Capítulo 6 - Vênus e Júpiter

491 81 28
                                    

Capítulo 6

E lá estava Wanda, sorridente e com um brilho nos olhos que ele não via há tempos. Desde que seus pais morreram em um grave acidente de avião, sua irmã havia entrado em um luto que parecia eterno, e agora lá estava ela, feliz como em seus melhores dias.

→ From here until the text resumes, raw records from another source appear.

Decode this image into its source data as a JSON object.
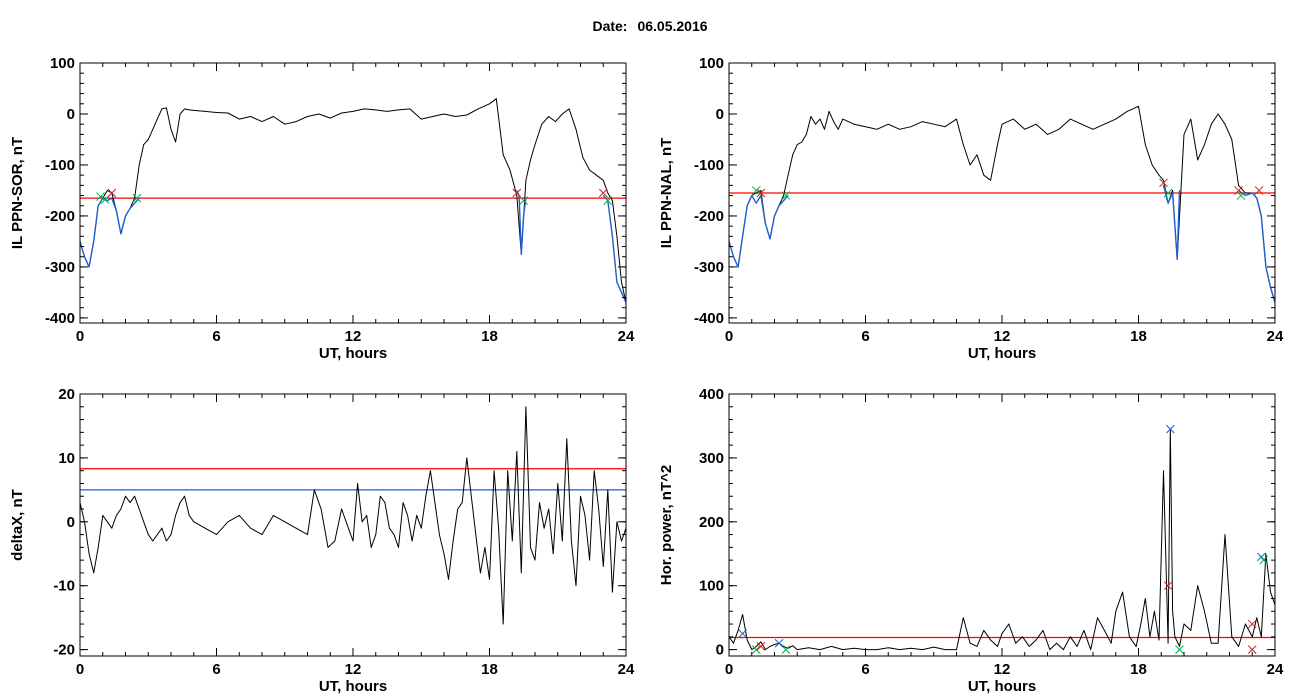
{
  "header": {
    "date_label": "Date:",
    "date_value": "06.05.2016"
  },
  "chart_data": [
    {
      "id": "p1",
      "type": "line",
      "ylabel": "IL PPN-SOR, nT",
      "xlabel": "UT, hours",
      "xlim": [
        0,
        24
      ],
      "ylim": [
        -410,
        100
      ],
      "xticks": [
        0,
        6,
        12,
        18,
        24
      ],
      "yticks": [
        -400,
        -300,
        -200,
        -100,
        0,
        100
      ],
      "threshold_lines": [
        {
          "y": -165,
          "color": "#ff0000"
        }
      ],
      "series": [
        {
          "color": "#000000",
          "x": [
            0,
            0.2,
            0.4,
            0.6,
            0.8,
            1.0,
            1.2,
            1.4,
            1.6,
            1.8,
            2.0,
            2.2,
            2.4,
            2.6,
            2.8,
            3.0,
            3.2,
            3.4,
            3.6,
            3.8,
            4.0,
            4.2,
            4.4,
            4.6,
            4.8,
            5.0,
            5.5,
            6.0,
            6.5,
            7.0,
            7.5,
            8.0,
            8.5,
            9.0,
            9.5,
            10.0,
            10.5,
            11.0,
            11.5,
            12.0,
            12.5,
            13.0,
            13.5,
            14.0,
            14.5,
            15.0,
            15.5,
            16.0,
            16.5,
            17.0,
            17.5,
            18.0,
            18.3,
            18.6,
            18.9,
            19.2,
            19.4,
            19.6,
            19.8,
            20.0,
            20.3,
            20.6,
            20.9,
            21.2,
            21.5,
            21.8,
            22.1,
            22.4,
            22.7,
            23.0,
            23.2,
            23.4,
            23.6,
            23.8,
            24.0
          ],
          "y": [
            -250,
            -280,
            -300,
            -250,
            -180,
            -165,
            -150,
            -155,
            -190,
            -235,
            -200,
            -185,
            -165,
            -100,
            -60,
            -50,
            -30,
            -10,
            10,
            12,
            -30,
            -55,
            0,
            10,
            8,
            7,
            5,
            3,
            2,
            -10,
            -5,
            -15,
            -5,
            -20,
            -15,
            -5,
            0,
            -8,
            2,
            5,
            10,
            8,
            5,
            8,
            10,
            -10,
            -5,
            0,
            -5,
            -2,
            10,
            20,
            30,
            -80,
            -110,
            -160,
            -275,
            -130,
            -90,
            -60,
            -20,
            -5,
            -15,
            0,
            10,
            -30,
            -85,
            -110,
            -120,
            -130,
            -155,
            -170,
            -240,
            -330,
            -370
          ]
        },
        {
          "color": "#1f5fd0",
          "x": [
            0,
            0.2,
            0.4,
            0.6,
            0.8,
            1.0,
            1.2,
            1.4,
            1.6,
            1.8,
            2.0,
            2.2,
            2.4,
            2.6
          ],
          "y": [
            -250,
            -280,
            -300,
            -250,
            -180,
            -165,
            -170,
            -165,
            -190,
            -235,
            -200,
            -185,
            -175,
            -165
          ]
        },
        {
          "color": "#1f5fd0",
          "x": [
            19.2,
            19.3,
            19.4,
            19.5,
            19.6
          ],
          "y": [
            -150,
            -160,
            -275,
            -200,
            -165
          ]
        },
        {
          "color": "#1f5fd0",
          "x": [
            23.0,
            23.2,
            23.4,
            23.6,
            23.8,
            24.0
          ],
          "y": [
            -160,
            -170,
            -240,
            -330,
            -350,
            -370
          ]
        }
      ],
      "markers": [
        {
          "x": 0.9,
          "y": -162,
          "color": "#00b050"
        },
        {
          "x": 1.1,
          "y": -168,
          "color": "#00b050"
        },
        {
          "x": 1.4,
          "y": -155,
          "color": "#d02020"
        },
        {
          "x": 2.5,
          "y": -165,
          "color": "#00b050"
        },
        {
          "x": 19.2,
          "y": -155,
          "color": "#d02020"
        },
        {
          "x": 19.5,
          "y": -170,
          "color": "#00b050"
        },
        {
          "x": 23.0,
          "y": -155,
          "color": "#d02020"
        },
        {
          "x": 23.2,
          "y": -170,
          "color": "#00b050"
        }
      ]
    },
    {
      "id": "p2",
      "type": "line",
      "ylabel": "IL PPN-NAL, nT",
      "xlabel": "UT, hours",
      "xlim": [
        0,
        24
      ],
      "ylim": [
        -410,
        100
      ],
      "xticks": [
        0,
        6,
        12,
        18,
        24
      ],
      "yticks": [
        -400,
        -300,
        -200,
        -100,
        0,
        100
      ],
      "threshold_lines": [
        {
          "y": -155,
          "color": "#ff0000"
        }
      ],
      "series": [
        {
          "color": "#000000",
          "x": [
            0,
            0.2,
            0.4,
            0.6,
            0.8,
            1.0,
            1.2,
            1.4,
            1.6,
            1.8,
            2.0,
            2.2,
            2.4,
            2.6,
            2.8,
            3.0,
            3.2,
            3.4,
            3.6,
            3.8,
            4.0,
            4.2,
            4.4,
            4.6,
            4.8,
            5.0,
            5.5,
            6.0,
            6.5,
            7.0,
            7.5,
            8.0,
            8.5,
            9.0,
            9.5,
            10.0,
            10.3,
            10.6,
            10.9,
            11.2,
            11.5,
            11.8,
            12.0,
            12.5,
            13.0,
            13.5,
            14.0,
            14.5,
            15.0,
            15.5,
            16.0,
            16.5,
            17.0,
            17.5,
            18.0,
            18.3,
            18.6,
            18.9,
            19.1,
            19.3,
            19.5,
            19.7,
            20.0,
            20.3,
            20.6,
            20.9,
            21.2,
            21.5,
            21.8,
            22.1,
            22.4,
            22.7,
            23.0,
            23.2,
            23.4,
            23.6,
            23.8,
            24.0
          ],
          "y": [
            -250,
            -280,
            -300,
            -240,
            -180,
            -160,
            -155,
            -150,
            -215,
            -245,
            -200,
            -180,
            -160,
            -120,
            -80,
            -60,
            -55,
            -40,
            -5,
            -20,
            -10,
            -30,
            5,
            -15,
            -30,
            -10,
            -20,
            -25,
            -30,
            -20,
            -30,
            -25,
            -15,
            -20,
            -25,
            -10,
            -60,
            -100,
            -80,
            -120,
            -130,
            -60,
            -20,
            -10,
            -30,
            -20,
            -40,
            -30,
            -10,
            -20,
            -30,
            -20,
            -10,
            5,
            15,
            -60,
            -100,
            -120,
            -130,
            -175,
            -150,
            -285,
            -40,
            -10,
            -90,
            -60,
            -20,
            0,
            -20,
            -50,
            -140,
            -155,
            -155,
            -165,
            -200,
            -300,
            -340,
            -370
          ]
        },
        {
          "color": "#1f5fd0",
          "x": [
            0,
            0.2,
            0.4,
            0.6,
            0.8,
            1.0,
            1.2,
            1.4,
            1.6,
            1.8,
            2.0,
            2.2,
            2.4,
            2.6
          ],
          "y": [
            -250,
            -280,
            -300,
            -240,
            -180,
            -160,
            -175,
            -160,
            -215,
            -245,
            -200,
            -180,
            -170,
            -160
          ]
        },
        {
          "color": "#1f5fd0",
          "x": [
            19.1,
            19.3,
            19.5,
            19.7,
            19.8
          ],
          "y": [
            -140,
            -175,
            -155,
            -285,
            -150
          ]
        },
        {
          "color": "#1f5fd0",
          "x": [
            22.4,
            22.7,
            23.0,
            23.2,
            23.4,
            23.6,
            23.8,
            24.0
          ],
          "y": [
            -150,
            -160,
            -155,
            -165,
            -200,
            -300,
            -340,
            -370
          ]
        }
      ],
      "markers": [
        {
          "x": 1.2,
          "y": -150,
          "color": "#00b050"
        },
        {
          "x": 1.4,
          "y": -155,
          "color": "#d02020"
        },
        {
          "x": 2.5,
          "y": -160,
          "color": "#00b050"
        },
        {
          "x": 19.1,
          "y": -135,
          "color": "#d02020"
        },
        {
          "x": 19.3,
          "y": -155,
          "color": "#00b050"
        },
        {
          "x": 22.4,
          "y": -150,
          "color": "#d02020"
        },
        {
          "x": 22.5,
          "y": -160,
          "color": "#00b050"
        },
        {
          "x": 23.3,
          "y": -150,
          "color": "#d02020"
        }
      ]
    },
    {
      "id": "p3",
      "type": "line",
      "ylabel": "deltaX, nT",
      "xlabel": "UT, hours",
      "xlim": [
        0,
        24
      ],
      "ylim": [
        -21,
        20
      ],
      "xticks": [
        0,
        6,
        12,
        18,
        24
      ],
      "yticks": [
        -20,
        -10,
        0,
        10,
        20
      ],
      "threshold_lines": [
        {
          "y": 8.3,
          "color": "#ff0000"
        },
        {
          "y": 5.0,
          "color": "#1f5fd0"
        }
      ],
      "series": [
        {
          "color": "#000000",
          "x": [
            0,
            0.2,
            0.4,
            0.6,
            0.8,
            1.0,
            1.2,
            1.4,
            1.6,
            1.8,
            2.0,
            2.2,
            2.4,
            2.6,
            2.8,
            3.0,
            3.2,
            3.4,
            3.6,
            3.8,
            4.0,
            4.2,
            4.4,
            4.6,
            4.8,
            5.0,
            5.5,
            6.0,
            6.5,
            7.0,
            7.5,
            8.0,
            8.5,
            9.0,
            9.5,
            10.0,
            10.3,
            10.6,
            10.9,
            11.2,
            11.5,
            11.8,
            12.0,
            12.2,
            12.4,
            12.6,
            12.8,
            13.0,
            13.2,
            13.4,
            13.6,
            13.8,
            14.0,
            14.2,
            14.4,
            14.6,
            14.8,
            15.0,
            15.2,
            15.4,
            15.6,
            15.8,
            16.0,
            16.2,
            16.4,
            16.6,
            16.8,
            17.0,
            17.2,
            17.4,
            17.6,
            17.8,
            18.0,
            18.2,
            18.4,
            18.6,
            18.8,
            19.0,
            19.2,
            19.4,
            19.6,
            19.8,
            20.0,
            20.2,
            20.4,
            20.6,
            20.8,
            21.0,
            21.2,
            21.4,
            21.6,
            21.8,
            22.0,
            22.2,
            22.4,
            22.6,
            22.8,
            23.0,
            23.2,
            23.4,
            23.6,
            23.8,
            24.0
          ],
          "y": [
            3,
            0,
            -5,
            -8,
            -4,
            1,
            0,
            -1,
            1,
            2,
            4,
            3,
            4,
            2,
            0,
            -2,
            -3,
            -2,
            -1,
            -3,
            -2,
            1,
            3,
            4,
            1,
            0,
            -1,
            -2,
            0,
            1,
            -1,
            -2,
            1,
            0,
            -1,
            -2,
            5,
            2,
            -4,
            -3,
            2,
            -1,
            -3,
            6,
            0,
            1,
            -4,
            -2,
            4,
            3,
            -1,
            -2,
            -4,
            3,
            1,
            -3,
            1,
            -1,
            4,
            8,
            3,
            -2,
            -5,
            -9,
            -3,
            2,
            3,
            10,
            4,
            -2,
            -8,
            -4,
            -9,
            8,
            -1,
            -16,
            8,
            -3,
            11,
            -8,
            18,
            -4,
            -6,
            3,
            -1,
            2,
            -5,
            6,
            -3,
            13,
            -3,
            -10,
            4,
            1,
            -6,
            8,
            2,
            -7,
            5,
            -11,
            0,
            -3,
            -1
          ]
        }
      ],
      "markers": []
    },
    {
      "id": "p4",
      "type": "line",
      "ylabel": "Hor. power, nT^2",
      "xlabel": "UT, hours",
      "xlim": [
        0,
        24
      ],
      "ylim": [
        -10,
        400
      ],
      "xticks": [
        0,
        6,
        12,
        18,
        24
      ],
      "yticks": [
        0,
        100,
        200,
        300,
        400
      ],
      "threshold_lines": [
        {
          "y": 19,
          "color": "#ff0000"
        }
      ],
      "series": [
        {
          "color": "#000000",
          "x": [
            0,
            0.2,
            0.4,
            0.6,
            0.8,
            1.0,
            1.2,
            1.4,
            1.6,
            1.8,
            2.0,
            2.2,
            2.4,
            2.6,
            2.8,
            3.0,
            3.5,
            4.0,
            4.5,
            5.0,
            5.5,
            6.0,
            6.5,
            7.0,
            7.5,
            8.0,
            8.5,
            9.0,
            9.5,
            10.0,
            10.3,
            10.6,
            10.9,
            11.2,
            11.5,
            11.8,
            12.0,
            12.3,
            12.6,
            12.9,
            13.2,
            13.5,
            13.8,
            14.1,
            14.4,
            14.7,
            15.0,
            15.3,
            15.6,
            15.9,
            16.2,
            16.5,
            16.8,
            17.0,
            17.3,
            17.6,
            17.9,
            18.1,
            18.3,
            18.5,
            18.7,
            18.9,
            19.1,
            19.3,
            19.4,
            19.5,
            19.6,
            19.8,
            20.0,
            20.3,
            20.6,
            20.9,
            21.2,
            21.5,
            21.8,
            22.1,
            22.4,
            22.7,
            23.0,
            23.2,
            23.4,
            23.6,
            23.8,
            24.0
          ],
          "y": [
            20,
            10,
            30,
            55,
            15,
            0,
            5,
            12,
            0,
            5,
            8,
            10,
            5,
            2,
            6,
            0,
            3,
            0,
            5,
            0,
            2,
            0,
            0,
            3,
            0,
            2,
            0,
            4,
            0,
            0,
            50,
            10,
            5,
            30,
            15,
            5,
            25,
            40,
            10,
            20,
            5,
            15,
            30,
            0,
            10,
            0,
            20,
            5,
            30,
            0,
            50,
            30,
            10,
            60,
            90,
            20,
            5,
            40,
            80,
            20,
            60,
            15,
            280,
            10,
            345,
            60,
            20,
            5,
            40,
            30,
            100,
            60,
            10,
            10,
            180,
            20,
            5,
            40,
            20,
            50,
            20,
            150,
            90,
            70
          ]
        }
      ],
      "markers": [
        {
          "x": 0.6,
          "y": 25,
          "color": "#1f5fd0"
        },
        {
          "x": 1.2,
          "y": 0,
          "color": "#00b050"
        },
        {
          "x": 1.4,
          "y": 5,
          "color": "#d02020"
        },
        {
          "x": 2.5,
          "y": 0,
          "color": "#00b050"
        },
        {
          "x": 2.2,
          "y": 10,
          "color": "#1f5fd0"
        },
        {
          "x": 19.3,
          "y": 100,
          "color": "#d02020"
        },
        {
          "x": 19.4,
          "y": 345,
          "color": "#1f5fd0"
        },
        {
          "x": 19.8,
          "y": 0,
          "color": "#00b050"
        },
        {
          "x": 23.0,
          "y": 0,
          "color": "#d02020"
        },
        {
          "x": 23.0,
          "y": 40,
          "color": "#d02020"
        },
        {
          "x": 23.4,
          "y": 145,
          "color": "#1f5fd0"
        },
        {
          "x": 23.5,
          "y": 140,
          "color": "#00b050"
        }
      ]
    }
  ]
}
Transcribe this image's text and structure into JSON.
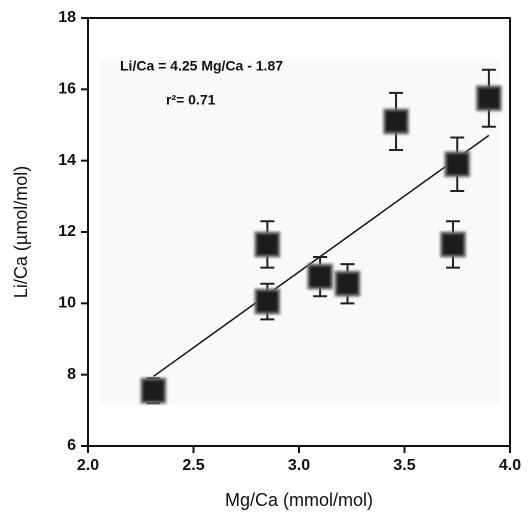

Ao vê-la em casa uma outra vez, Adryan fora levado de volta à noite em que um desconhecido bateu em sua porta para lhe dar a pior notícia de sua vida.

•••

— Sinto muito chegar em um momento tão inoportuno. — O policial disse.

— O que está acontecendo?

Logo aquele homem começou a falar, e a cada palavra que ouvia, seu mundo desmoronava aos poucos.

Seus pés congelaram e criaram raízes em frente a porta.

Não podia acreditar no que acabara de ouvir.

Seus pais estavam mortos.
Um acidente de avião, fora o que o policial havia dito.

Aquele homem então falou qualquer coisa para ele, certamente palavras de conforto e alívio.

Apartir daquele ponto já não
lembrava com clareza. Apenas recordava de ver o oficial sair rumo a viatura, ligar o carro e o deixar sem rumo e sem chão.

— O que houve?

Lembrou da voz infantil de sua irmã. Aquela pergunta o deixou ainda mais abalado. Foi quando percebeu que teria de dizer a uma criança de doze anos que seus pais não voltariam mais para casa.

Virou e a viu ainda muito sonolenta, segurando o seu ursinho de pelúcia nos braços, o fazendo de escudo contra os perigos do mundo lá fora.

“Eu tenho que ser forte”

Tentava criar forças dentro de si.

— Eu preciso te contar uma coisa.

Sem entender nada, apenas o seguiu sem questionar. Com seus pés descalços e segurando embaixo do braço seu urso protetor.

— Você está estranho. — Coçou os olhos, querendo despertar do sono que ainda sentia.

— Você já é tão parecida com nossa mãe.

Ela então olhou para ele e sorriu leve, gostava dessa comparação.

— A mamãe e o papai não vão voltar para casa.

Disse firme por fora, porém destruído por dentro, encarando aqueles pequenos olhos à sua frente.

— Por quê? Mais trabalho, como sempre?

Uma lágrima escorreu de seus olhos e ele logo fez questão de secar sua pele.
Ela sem nada entender, apenas ficou com o seu silêncio.

— Lembra quando a mamãe disse que, às vezes, vamos morar no céu... Assim como o Ruffs? — Citava uma vaga memória para ela, a fazendo recordar do antigo cachorro da família.

— Mas só vai para o céu quando morrem, não é? — Dizia o encarando e já sentindo um grande aperto no coração, ali Wanda já pressentia o pior.

Teve forças apenas para balançar a cabeça em sinal de afirmação, dando em silêncio a pior notícia do mundo.

Sua voz inocente perguntou se seus pais tinham ido morar com Ruffs, e, com lágrimas, ele respondeu, fazendo com que o mundo daquela pequena criança fosse caindo ao chão, desabando em cima de si.

Sentiu um vácuo vir em sua direção e lhe abraçar fortemente.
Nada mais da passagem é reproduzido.